Pelosi says any lawmaker who helped insurrectionists could face criminal prosecution
Speaker Nancy Pelosi said Friday that lawmakers found to have aided any aspect of the mob violence and insurrection that overran Capitol Hill last week could face prosecution.
“If in fact it is found that members of Congress were accomplices to this insurrection, if they aided and abetted the crime, there may have to be actions taken beyond the Congress in terms of prosecutions,” Pelosi said at a press conference, choking up at times as she decried the racism and bigotry some of the rioters displayed openly on Capitol grounds.
Pelosi, in particular, singled out a participant in the violence who was wearing a sweatshirt that read “Camp Auschwitz,” a reference to the concentration camp at which more than 1 million Jews were systematically killed during the Holocaust. Pelosi described a congressional delegation visit to some of the most notorious Nazi concentration camps that she described as a “transformative” moment for lawmakers who were overwhelmed by the “dehumanizing of people” that occurred there.
“To see this punk with that shirt on and his anti-Semitism that he has bragged about to be part of a white supremacist raid on this capitol requires us to have an after-action review,” Pelosi said.
Authorities arrested the man seen wearing the sweatshirt, 56-year-old Robert Keith Packer of Newport News, VA., and charged him with violent entry and disorderly conduct on Capitol grounds as well as unlawfully entering a restricted building.

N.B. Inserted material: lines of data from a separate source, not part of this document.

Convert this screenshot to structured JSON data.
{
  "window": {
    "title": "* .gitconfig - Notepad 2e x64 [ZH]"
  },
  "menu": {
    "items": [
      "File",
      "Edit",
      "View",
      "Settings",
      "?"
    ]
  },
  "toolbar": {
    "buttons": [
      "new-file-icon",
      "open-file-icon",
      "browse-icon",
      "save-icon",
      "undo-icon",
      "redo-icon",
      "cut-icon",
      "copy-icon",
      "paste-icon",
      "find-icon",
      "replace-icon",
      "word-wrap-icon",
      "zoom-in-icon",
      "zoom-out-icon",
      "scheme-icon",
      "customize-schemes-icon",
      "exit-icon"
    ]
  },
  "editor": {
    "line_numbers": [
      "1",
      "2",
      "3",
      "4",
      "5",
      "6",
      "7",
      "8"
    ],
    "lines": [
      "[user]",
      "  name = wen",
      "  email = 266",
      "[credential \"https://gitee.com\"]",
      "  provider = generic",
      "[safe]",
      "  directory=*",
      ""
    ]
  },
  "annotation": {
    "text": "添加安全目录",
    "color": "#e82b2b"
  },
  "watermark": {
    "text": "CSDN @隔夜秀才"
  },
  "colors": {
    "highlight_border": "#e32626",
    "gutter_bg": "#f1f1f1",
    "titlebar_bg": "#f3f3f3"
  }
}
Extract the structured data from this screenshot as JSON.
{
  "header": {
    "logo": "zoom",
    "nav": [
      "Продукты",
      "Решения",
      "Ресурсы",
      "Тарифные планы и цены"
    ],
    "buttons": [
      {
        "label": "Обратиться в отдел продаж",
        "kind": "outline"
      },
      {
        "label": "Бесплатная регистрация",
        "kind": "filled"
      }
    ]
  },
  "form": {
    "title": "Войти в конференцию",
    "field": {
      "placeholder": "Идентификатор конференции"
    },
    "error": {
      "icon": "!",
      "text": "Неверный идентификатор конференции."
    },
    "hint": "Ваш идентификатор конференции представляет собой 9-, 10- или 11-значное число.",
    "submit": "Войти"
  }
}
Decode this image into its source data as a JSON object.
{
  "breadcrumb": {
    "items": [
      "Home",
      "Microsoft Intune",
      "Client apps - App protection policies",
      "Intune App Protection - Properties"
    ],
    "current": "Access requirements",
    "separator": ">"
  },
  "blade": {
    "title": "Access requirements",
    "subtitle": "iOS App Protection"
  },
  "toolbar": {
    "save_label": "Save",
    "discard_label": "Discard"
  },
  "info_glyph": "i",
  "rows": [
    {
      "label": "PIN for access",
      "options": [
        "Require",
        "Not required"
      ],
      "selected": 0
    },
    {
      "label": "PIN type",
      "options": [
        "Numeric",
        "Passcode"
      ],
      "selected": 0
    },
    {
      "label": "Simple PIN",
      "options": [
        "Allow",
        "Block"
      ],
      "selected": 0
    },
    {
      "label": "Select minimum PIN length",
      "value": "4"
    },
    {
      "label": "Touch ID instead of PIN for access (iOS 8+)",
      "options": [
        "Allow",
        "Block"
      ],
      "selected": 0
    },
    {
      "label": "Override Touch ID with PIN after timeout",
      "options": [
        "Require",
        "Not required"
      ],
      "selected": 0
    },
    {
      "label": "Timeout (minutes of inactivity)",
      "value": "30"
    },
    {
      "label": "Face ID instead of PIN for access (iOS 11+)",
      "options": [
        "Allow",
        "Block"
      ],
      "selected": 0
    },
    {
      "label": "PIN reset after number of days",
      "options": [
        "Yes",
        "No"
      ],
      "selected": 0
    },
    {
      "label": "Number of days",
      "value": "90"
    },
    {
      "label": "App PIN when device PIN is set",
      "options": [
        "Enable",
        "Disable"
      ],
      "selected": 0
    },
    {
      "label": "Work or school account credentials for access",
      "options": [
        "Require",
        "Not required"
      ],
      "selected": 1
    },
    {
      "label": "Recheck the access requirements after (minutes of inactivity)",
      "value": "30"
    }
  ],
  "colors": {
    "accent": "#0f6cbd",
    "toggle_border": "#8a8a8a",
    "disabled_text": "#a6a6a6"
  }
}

Pelosi delivered her remarks two days after the House impeached President Donald Trump for inciting the riots that left five people dead, including a Capitol Police officer. Those riots included an element of armed insurrectionists that federal prosecutors now say intended to assassinate top lawmakers and Vice President Mike Pence for certifying President-elect Joe Biden’s victory in the 2020 election.
Pelosi said that as a result, she’s tapping a retired lieutenant general, Russel Honoré, to conduct a thorough review of Capitol security measures ahead of Biden’s Jan. 20 inauguration.
She also said that the nine impeachment managers she appointed to lead the Senate trial have been meeting to prepare their arguments and strategy. She declined to say when she would formally deliver the articles of impeachment to the Senate, which would kick off a trial in the first days of Biden’s administration.
Asked about the allegations by some House Democrats that Republican members of Congress may have aided the rioters, perhaps by giving them advance tours so they could scout the Capitol, Pelosi said she’s interested in finding the truth.
“In order to serve here with each other, we must trust that people have respect for their oath of office, respect for this institution,” she said. “We must trust each other, respecting the people who sent us here. We must also have the truth. And that will be looked into.”
Democrats have not presented specific evidence that any lawmakers helped lead these tours but have asked the Capitol Police to provide logs.